It is worth noting that due to the deferred execution of LINQ, using a random number generator instance with OrderBy()
can result in a possibly unexpected behavior: The sorting does not happen until the collection is read. This means each time you read or enumerate the collection, the order changes. One would possibly expect the elements to be shuffled once and then to retain the order each time it is accessed thereafter.
Random random = new();
var shuffled = ordered.OrderBy(x => random.Next())
The code above passes a lambda function x => random.Next()
as a parameter to OrderBy()
. This will capture the instance referred to by random
and save it with the lambda by so that it can call Next()
on this instance to perform the ordering later which happens right before it is enumerated(when the first element is requested from the collection).
The problem here, is since this execution is saved for later, the ordering happens each time just before the collection is enumerated using new numbers obtained by calling Next()

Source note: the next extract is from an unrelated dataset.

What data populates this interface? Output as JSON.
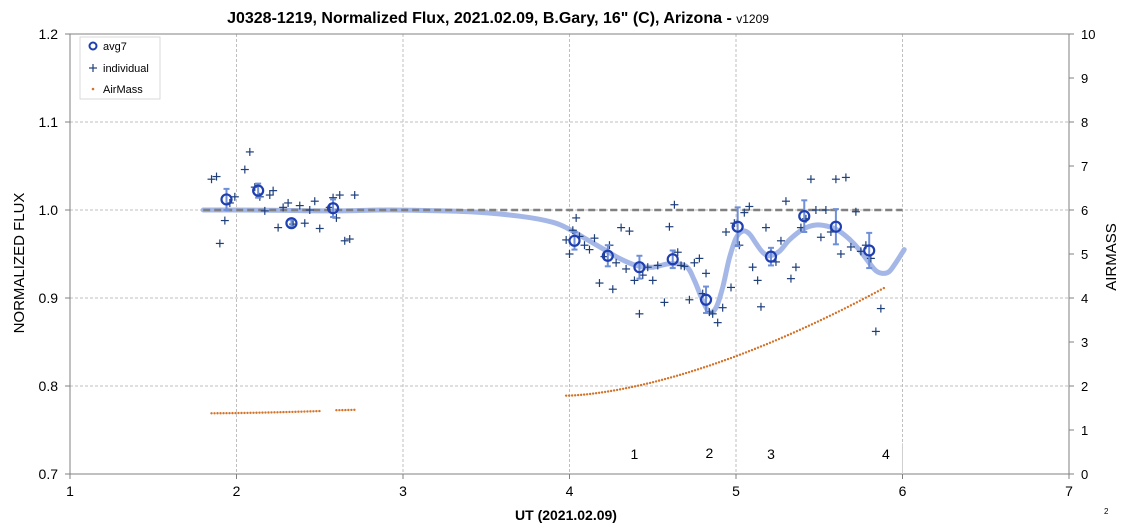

on the same random instance.
Example
To demonstrate this behavior, I have used Visual Studio's C# Interactive Shell:
> List<int> list = new() { 1, 2, 3, 4, 5, 6, 7, 8, 9, 10 };
> Random random = new();
> var shuffled = list.OrderBy(element => random.Next());
> shuffled.ToList()
List<int>(10) { 5, 9, 10, 4, 6, 2, 8, 3, 1, 7 }
> shuffled.ToList()
List<int>(10) { 8, 2, 9, 1, 3, 6, 5, 10, 4, 7 } // Different order
> shuffled.ElementAt(0)
9 // First element is 9
> shuffled.ElementAt(0)
7 // First element is now 7
>
This behavior can even be seen in action by placing a breakpoint just after where the IOrderedEnumerable
is created when using Visual Studio's debugger: each time you hover on the variable, the elements show up in a different order.
This, of course, does not apply if you immediately enumerate the elements by calling ToList()
or an equivalent. However, this behavior can lead to bugs in many cases, one of them being when the shuffled collection is expected to contain a unique element at each index.